Oregon, the first state to adopt a PSE by prescription only law, with rules adopted in April 2006, and effective July 1, 2006, has seen a steady reduction in the amount of meth lab incidents. According to DEA, Oregon had only 12 meth lab incidents from January 1, 2009 to December 31, 2009, a 94% decrease from the year prior to the prescription only law. There were 191 incidents in 2005, prior to the Oregon law. In 2006 there were 51 incidents; in 2007, 23; and in 2008, 21 incidents.

While not requiring a prescription for all PSE purchases, the state of Oklahoma has implemented tougher restrictions for meth offenders. The Oklahoma State Board of Pharmacy has implemented a regulation stating that any person with a previous meth-related drug offense may not possess PSE at all. If a pharmacy sells PSE over the counter, then the customer’s name is automatically checked against the Meth Registry and the sale will be blocked if the individual has a meth-related drug offense. In addition, the state has classified all PSE-containing medications as Schedule V prescriptions and requires that they be submitted to the prescription monitoring program database.

PSE Prescription Only Legislation

Legislators in several states are considering PSE by prescription only bills. Two bills to require a prescription for PSE products have been introduced in Kentucky. House Bill 281 would make meth prescursor drugs Schedule IV controlled substances and prohibit a practitioner from dispensing more than 9 grams of PSE to an ultimate user per month. The similar Senate Bill 45 was also introduced in Kentucky.

Bills introduced in Indiana (Senate Bill 474), in Tennessee (House Bill 181), and in Arkansas (House Bill 1444) would classify meth precursor ingredients as Schedule III drugs, thus requiring a prescription for PSE products. In these states the bills have been referred to committee in the 2011 legislative session.

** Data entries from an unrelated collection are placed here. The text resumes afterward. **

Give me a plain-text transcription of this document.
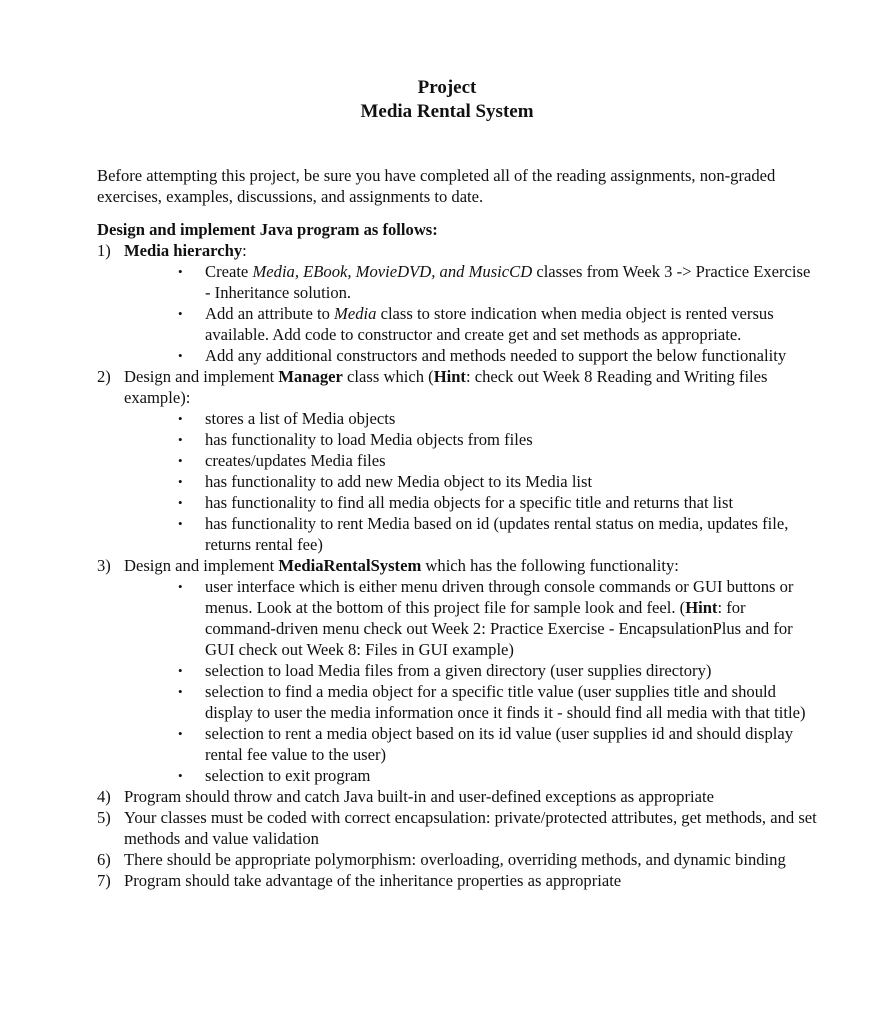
Project
Media Rental System

Before attempting this project, be sure you have completed all of the reading assignments, non-graded exercises, examples, discussions, and assignments to date.

Design and implement Java program as follows:
1) Media hierarchy:
• Create Media, EBook, MovieDVD, and MusicCD classes from Week 3 -> Practice Exercise - Inheritance solution.
• Add an attribute to Media class to store indication when media object is rented versus available. Add code to constructor and create get and set methods as appropriate.
• Add any additional constructors and methods needed to support the below functionality
2) Design and implement Manager class which (Hint: check out Week 8 Reading and Writing files example):
• stores a list of Media objects
• has functionality to load Media objects from files
• creates/updates Media files
• has functionality to add new Media object to its Media list
• has functionality to find all media objects for a specific title and returns that list
• has functionality to rent Media based on id (updates rental status on media, updates file, returns rental fee)
3) Design and implement MediaRentalSystem which has the following functionality:
• user interface which is either menu driven through console commands or GUI buttons or menus. Look at the bottom of this project file for sample look and feel. (Hint: for command-driven menu check out Week 2: Practice Exercise - EncapsulationPlus and for GUI check out Week 8: Files in GUI example)
• selection to load Media files from a given directory (user supplies directory)
• selection to find a media object for a specific title value (user supplies title and should display to user the media information once it finds it - should find all media with that title)
• selection to rent a media object based on its id value (user supplies id and should display rental fee value to the user)
• selection to exit program
4) Program should throw and catch Java built-in and user-defined exceptions as appropriate
5) Your classes must be coded with correct encapsulation: private/protected attributes, get methods, and set methods and value validation
6) There should be appropriate polymorphism: overloading, overriding methods, and dynamic binding
7) Program should take advantage of the inheritance properties as appropriate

Senate Bill 40 in Hawaii would reclassify pseudoephedrine as a Schedule V drug that may only be dispensed with a prescription with certain exceptions; the bill is currently being considered by the state’s legislators.

Public Safety at Stake

Although recent tracking data shows improvements on a local basis, the National Drug Threat Assessment 2010 indicates that overall domestic methamphetamine production in 2009 showed no decline and was fueled primarily by organized smurfing. The report also indicates production in Mexico increased in 2009 and there was a 58% increase from 2008 to 2009 in the amount of meth seized at the United States southwest border. This may seem disheartening as it suggests the difficulty of controlling meth use by controlling domestic production.

Even if PSE laws do not have an immediate impact on meth use nationwide, assessing which federal and state laws and programs are most effective at preventing illegal meth production in the US is vital to eliminating the scourge of meth labs that harm communities in numerous ways.